Hugo avait crié, le visage rouge, les traits contractés, puis il avait poursuivi dans un murmure fou furieux :

- C’est quand la dernière fois que papa a pensé à nous ? Qu’il a fait quelque chose pour nous ? Hein ? Dis-le moi ! Il n’en a rien à foutre de nous ! Il ne s’en préoccupe pas, autrement, il se serait sorti le cul de son lit d’hôpital depuis longtemps, et à l’heure qu’il est, il aurait refait sa vie, au lieu de gâcher la nôtre ! 

- Hugo, tu ne devrais pas parler comme ça…

- Mais c’est ce que je pense ! Et je ne comprends pas que tu ne ressentes pas ça, toi aussi ! C’est lui l’adulte, bordel de merde ! Tu es sa fille ! Laisse-toi vivre, arrête de le laisser dicter ta conduite, tu ne lui rends pas service en faisant ça !

Rose avait secoué la tête, au bord des larmes.

- Tu te fais souffrir pour rien, et Scorpius aussi, avait conclu Hugo en faisant mine de se relever.

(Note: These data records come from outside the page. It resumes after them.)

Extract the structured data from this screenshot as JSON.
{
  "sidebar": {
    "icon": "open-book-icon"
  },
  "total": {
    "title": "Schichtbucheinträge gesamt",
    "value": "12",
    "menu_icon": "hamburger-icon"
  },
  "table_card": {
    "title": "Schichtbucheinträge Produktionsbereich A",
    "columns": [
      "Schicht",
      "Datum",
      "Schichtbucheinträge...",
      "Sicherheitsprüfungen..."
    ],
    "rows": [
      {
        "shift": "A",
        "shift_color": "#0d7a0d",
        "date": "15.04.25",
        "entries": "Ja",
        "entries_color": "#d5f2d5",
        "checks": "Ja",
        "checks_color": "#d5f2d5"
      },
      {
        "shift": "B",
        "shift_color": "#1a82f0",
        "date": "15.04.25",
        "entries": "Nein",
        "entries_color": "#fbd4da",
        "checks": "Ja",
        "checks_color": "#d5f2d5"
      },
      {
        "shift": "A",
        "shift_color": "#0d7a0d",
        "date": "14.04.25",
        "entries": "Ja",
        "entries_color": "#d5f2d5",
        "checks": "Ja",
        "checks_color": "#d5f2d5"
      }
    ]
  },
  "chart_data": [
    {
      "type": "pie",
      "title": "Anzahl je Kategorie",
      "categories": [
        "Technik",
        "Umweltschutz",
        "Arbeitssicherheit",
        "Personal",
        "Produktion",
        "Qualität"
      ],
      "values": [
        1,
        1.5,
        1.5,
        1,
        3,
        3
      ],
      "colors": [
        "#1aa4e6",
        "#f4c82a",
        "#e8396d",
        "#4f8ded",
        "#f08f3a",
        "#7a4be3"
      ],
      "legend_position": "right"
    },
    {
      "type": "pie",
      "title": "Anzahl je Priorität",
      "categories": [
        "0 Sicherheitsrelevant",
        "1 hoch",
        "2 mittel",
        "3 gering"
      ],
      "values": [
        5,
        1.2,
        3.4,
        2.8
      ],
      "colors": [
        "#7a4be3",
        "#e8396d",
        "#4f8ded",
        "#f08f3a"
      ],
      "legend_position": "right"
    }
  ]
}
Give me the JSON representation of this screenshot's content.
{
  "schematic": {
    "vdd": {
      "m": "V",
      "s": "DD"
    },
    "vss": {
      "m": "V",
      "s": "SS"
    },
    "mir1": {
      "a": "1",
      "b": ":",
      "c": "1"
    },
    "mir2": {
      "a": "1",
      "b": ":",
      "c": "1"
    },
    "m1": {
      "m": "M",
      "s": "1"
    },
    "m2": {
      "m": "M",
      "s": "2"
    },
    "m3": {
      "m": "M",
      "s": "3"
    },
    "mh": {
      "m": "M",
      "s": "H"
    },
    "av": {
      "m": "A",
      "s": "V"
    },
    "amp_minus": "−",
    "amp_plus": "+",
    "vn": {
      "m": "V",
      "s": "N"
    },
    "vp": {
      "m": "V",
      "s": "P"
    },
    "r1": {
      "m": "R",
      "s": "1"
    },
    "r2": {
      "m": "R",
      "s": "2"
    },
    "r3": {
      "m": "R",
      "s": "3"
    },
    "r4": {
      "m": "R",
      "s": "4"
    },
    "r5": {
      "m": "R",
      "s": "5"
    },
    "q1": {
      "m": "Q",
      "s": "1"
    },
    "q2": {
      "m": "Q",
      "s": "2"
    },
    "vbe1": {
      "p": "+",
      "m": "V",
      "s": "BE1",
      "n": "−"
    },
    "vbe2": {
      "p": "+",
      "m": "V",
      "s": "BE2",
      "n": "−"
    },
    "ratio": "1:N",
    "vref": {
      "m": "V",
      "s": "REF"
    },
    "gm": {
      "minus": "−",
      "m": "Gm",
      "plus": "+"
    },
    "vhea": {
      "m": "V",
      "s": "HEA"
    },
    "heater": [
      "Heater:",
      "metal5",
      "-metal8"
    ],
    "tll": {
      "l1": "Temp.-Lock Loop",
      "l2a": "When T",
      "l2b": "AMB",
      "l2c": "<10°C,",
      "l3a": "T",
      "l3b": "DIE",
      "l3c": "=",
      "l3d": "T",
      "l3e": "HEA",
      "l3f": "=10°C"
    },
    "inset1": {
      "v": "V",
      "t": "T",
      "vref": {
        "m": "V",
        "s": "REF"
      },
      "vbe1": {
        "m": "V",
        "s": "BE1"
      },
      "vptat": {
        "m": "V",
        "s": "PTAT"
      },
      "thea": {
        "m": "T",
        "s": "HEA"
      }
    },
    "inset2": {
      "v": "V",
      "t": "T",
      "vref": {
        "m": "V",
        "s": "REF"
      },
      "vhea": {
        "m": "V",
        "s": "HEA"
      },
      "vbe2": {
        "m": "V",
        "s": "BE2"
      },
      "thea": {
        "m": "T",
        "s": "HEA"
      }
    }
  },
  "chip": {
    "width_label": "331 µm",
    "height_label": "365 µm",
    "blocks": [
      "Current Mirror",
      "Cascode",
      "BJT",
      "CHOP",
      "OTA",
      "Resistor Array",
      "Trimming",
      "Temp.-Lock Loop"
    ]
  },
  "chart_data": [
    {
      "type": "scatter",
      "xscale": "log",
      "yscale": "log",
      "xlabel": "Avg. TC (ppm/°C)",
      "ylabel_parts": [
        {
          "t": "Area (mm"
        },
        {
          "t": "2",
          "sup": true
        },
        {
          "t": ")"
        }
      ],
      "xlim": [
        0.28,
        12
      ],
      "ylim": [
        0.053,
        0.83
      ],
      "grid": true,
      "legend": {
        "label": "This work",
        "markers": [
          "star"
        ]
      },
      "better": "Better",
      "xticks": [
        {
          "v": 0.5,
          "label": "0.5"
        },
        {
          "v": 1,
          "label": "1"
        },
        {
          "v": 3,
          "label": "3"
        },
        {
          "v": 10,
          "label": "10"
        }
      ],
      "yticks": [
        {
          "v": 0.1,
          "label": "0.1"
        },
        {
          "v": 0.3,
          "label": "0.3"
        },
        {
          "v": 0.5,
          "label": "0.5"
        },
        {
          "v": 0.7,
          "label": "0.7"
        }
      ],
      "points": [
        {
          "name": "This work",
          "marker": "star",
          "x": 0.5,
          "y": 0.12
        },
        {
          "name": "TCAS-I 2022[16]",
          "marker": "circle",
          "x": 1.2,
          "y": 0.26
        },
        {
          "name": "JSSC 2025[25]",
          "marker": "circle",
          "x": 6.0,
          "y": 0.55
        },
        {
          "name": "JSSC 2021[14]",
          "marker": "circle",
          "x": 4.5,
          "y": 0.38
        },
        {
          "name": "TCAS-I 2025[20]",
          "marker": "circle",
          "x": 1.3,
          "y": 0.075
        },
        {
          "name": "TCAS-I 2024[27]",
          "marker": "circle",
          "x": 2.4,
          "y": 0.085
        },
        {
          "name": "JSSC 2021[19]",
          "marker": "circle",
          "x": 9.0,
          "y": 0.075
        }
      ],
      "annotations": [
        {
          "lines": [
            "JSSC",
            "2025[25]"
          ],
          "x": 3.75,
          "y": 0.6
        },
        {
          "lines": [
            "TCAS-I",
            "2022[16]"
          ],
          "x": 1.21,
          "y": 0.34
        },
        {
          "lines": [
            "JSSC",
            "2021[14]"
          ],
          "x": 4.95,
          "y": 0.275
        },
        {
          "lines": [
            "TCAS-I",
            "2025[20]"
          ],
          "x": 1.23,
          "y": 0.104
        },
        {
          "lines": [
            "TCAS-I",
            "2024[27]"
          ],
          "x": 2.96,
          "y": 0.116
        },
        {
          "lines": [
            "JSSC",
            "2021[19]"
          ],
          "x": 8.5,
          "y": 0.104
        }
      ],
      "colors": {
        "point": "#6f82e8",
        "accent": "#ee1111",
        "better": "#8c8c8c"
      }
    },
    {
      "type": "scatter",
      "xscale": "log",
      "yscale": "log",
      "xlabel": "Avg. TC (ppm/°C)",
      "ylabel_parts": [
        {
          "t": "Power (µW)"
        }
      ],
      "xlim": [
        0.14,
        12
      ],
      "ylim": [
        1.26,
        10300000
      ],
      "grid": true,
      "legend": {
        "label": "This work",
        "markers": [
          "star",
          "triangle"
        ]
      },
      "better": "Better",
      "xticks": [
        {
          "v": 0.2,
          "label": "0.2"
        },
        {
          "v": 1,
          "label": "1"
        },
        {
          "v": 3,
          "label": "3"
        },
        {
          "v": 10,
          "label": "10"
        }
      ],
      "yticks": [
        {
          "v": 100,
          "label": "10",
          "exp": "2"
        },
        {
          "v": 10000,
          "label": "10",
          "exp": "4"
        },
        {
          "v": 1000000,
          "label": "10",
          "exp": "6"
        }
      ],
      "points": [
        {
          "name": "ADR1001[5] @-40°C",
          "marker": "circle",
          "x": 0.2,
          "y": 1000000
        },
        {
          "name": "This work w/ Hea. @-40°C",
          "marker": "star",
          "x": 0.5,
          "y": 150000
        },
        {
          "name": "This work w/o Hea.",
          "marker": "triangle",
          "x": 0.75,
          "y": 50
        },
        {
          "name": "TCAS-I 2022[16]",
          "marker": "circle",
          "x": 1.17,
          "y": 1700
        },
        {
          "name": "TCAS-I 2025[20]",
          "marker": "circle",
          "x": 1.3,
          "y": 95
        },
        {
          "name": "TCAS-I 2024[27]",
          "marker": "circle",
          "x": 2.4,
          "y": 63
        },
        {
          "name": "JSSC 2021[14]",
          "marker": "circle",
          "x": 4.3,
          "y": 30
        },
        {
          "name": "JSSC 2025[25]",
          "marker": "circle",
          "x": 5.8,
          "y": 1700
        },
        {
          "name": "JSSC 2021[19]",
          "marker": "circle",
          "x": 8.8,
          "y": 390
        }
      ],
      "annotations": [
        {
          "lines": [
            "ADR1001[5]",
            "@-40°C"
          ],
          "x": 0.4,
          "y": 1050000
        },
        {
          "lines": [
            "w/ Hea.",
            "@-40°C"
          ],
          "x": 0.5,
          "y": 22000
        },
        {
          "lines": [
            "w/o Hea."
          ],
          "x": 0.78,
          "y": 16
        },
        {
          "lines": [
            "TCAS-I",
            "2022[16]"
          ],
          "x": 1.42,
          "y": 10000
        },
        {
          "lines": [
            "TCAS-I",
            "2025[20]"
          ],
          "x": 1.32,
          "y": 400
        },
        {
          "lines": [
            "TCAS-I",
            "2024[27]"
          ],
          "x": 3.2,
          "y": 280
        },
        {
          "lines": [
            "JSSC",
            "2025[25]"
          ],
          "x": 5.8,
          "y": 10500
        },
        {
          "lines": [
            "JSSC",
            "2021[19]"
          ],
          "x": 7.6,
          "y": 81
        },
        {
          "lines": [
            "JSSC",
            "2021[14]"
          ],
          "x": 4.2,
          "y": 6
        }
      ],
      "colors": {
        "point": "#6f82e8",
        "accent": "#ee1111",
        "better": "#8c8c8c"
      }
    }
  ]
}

Mais Rose avait contré avec la seule arme qu’il lui restait :

- Tu peux me dire en quoi ça te regarde, exactement ? avait-elle demandé.

Hugo avait stoppé son geste. Ses mains avaient tremblé, l’espace d’une seconde. Alors, il s’était mis bien en face de Rose, et il avait déclaré :

- Ça me regarde, parce que tu es stupide, bornée et égoïste. Tu n’as pas idée de ce que certains donneraient pour être à ta place. De ce que je donnerais… pour être à ta place.  

Rose était demeurée figée. Incertaine de ce que son frère tentait de lui faire comprendre. Hugo n’avait pas laissé place au doute :

- Scorpius est quelqu’un de formidable, Rose, avait-il dit d’un air à la fois résigné et très digne. Mais moi, je n’ai aucun espoir. Tu comprends ? Aucun. C’est comme ça. Ce n’est la faute de personne. Toi, tu en as un. Tu as une chance. Scorpius t’aime, tu as la chance d’avoir son amour, et toi tu… Tu lui craches dessus. Franchement, si tu n’étais pas ma sœur, je ne sais pas ce qui me retiendrait de t’étrangler…

- Hugo…

Rose était bouleversée, à cours de mots :

- Tu lui en as parlé ? Est-ce qu’il le sait ?

- Evidemment qu’il le sait, avait répondu Hugo en évitant son regard. Je n’ai même pas eu besoin de le lui dire.

- Et…

- Et quoi ? Que veux-tu qu’il y fasse ? A part être toujours aussi… correct, parfait, et trop poli pour me prendre en pitié ? Trop poli pour changer son attitude vis-à-vis de moi ?

- Hugo, je… Je ne sais pas quoi dire. Tu en avais déjà parlé à quelqu’un avant ?

- Non. Tu es la seule. Alors tu dois comprendre, je suppose, ce que ça représente pour moi… De te dire tout ça.

Hugo avait secoué la tête, cherchant ses mots, gêné. Il s’était relevé tout à coup et avait déclaré simplement :

- Si tu comprends, alors par respect pour moi, par égard pour ce que je ressens, ne lui tourne pas le dos. Tu es ma sœur. Scorpius mérite d’être heureux, et toi aussi. Réfléchis-y.

Puis il s’était retourné, mais Rose l’avait retenu :

- Hugo ! Attends ! Si tu as besoin d’en parler…

- Je sais. Merci.

Et il était parti sans lui dire un mot de plus.

Cette dernière confrontation avait bouleversé Rose. Ebranlé une fois de plus la vision qu’elle croyait avoir de sa vie, et de sa famille. Comment avait-elle pu être aussi aveugle ? Aussi stupide ? A la culpabilité qu’elle ressentait à l’égard de Scorpius s’ajoutait à présent la culpabilité à l’égard de son frère. Elle n’osait imaginer ce qu’Hugo avait éprouvé dans l’ombre pendant si longtemps… Ce que cela avait dû lui coûter de lui en parler, à elle, sa sœur et celle que Scorpius aimait, pour le remettre entre ses mains…

En ce 14 février au soir, Rose était définitivement perdue. Toutes ses chances de maintenir sa façade intacte s’étaient envolées sous la pression de son entourage. Elle ne s’était jamais sentie aussi seule, indécise et coupable. Elle ne savait plus quoi faire.

Jusqu’à minuit, étendue dans son lit, elle attendit sans trop savoir pourquoi un signe de Scorpius. Mais, comme Albus le lui avait prédit, il ne se manifesta pas.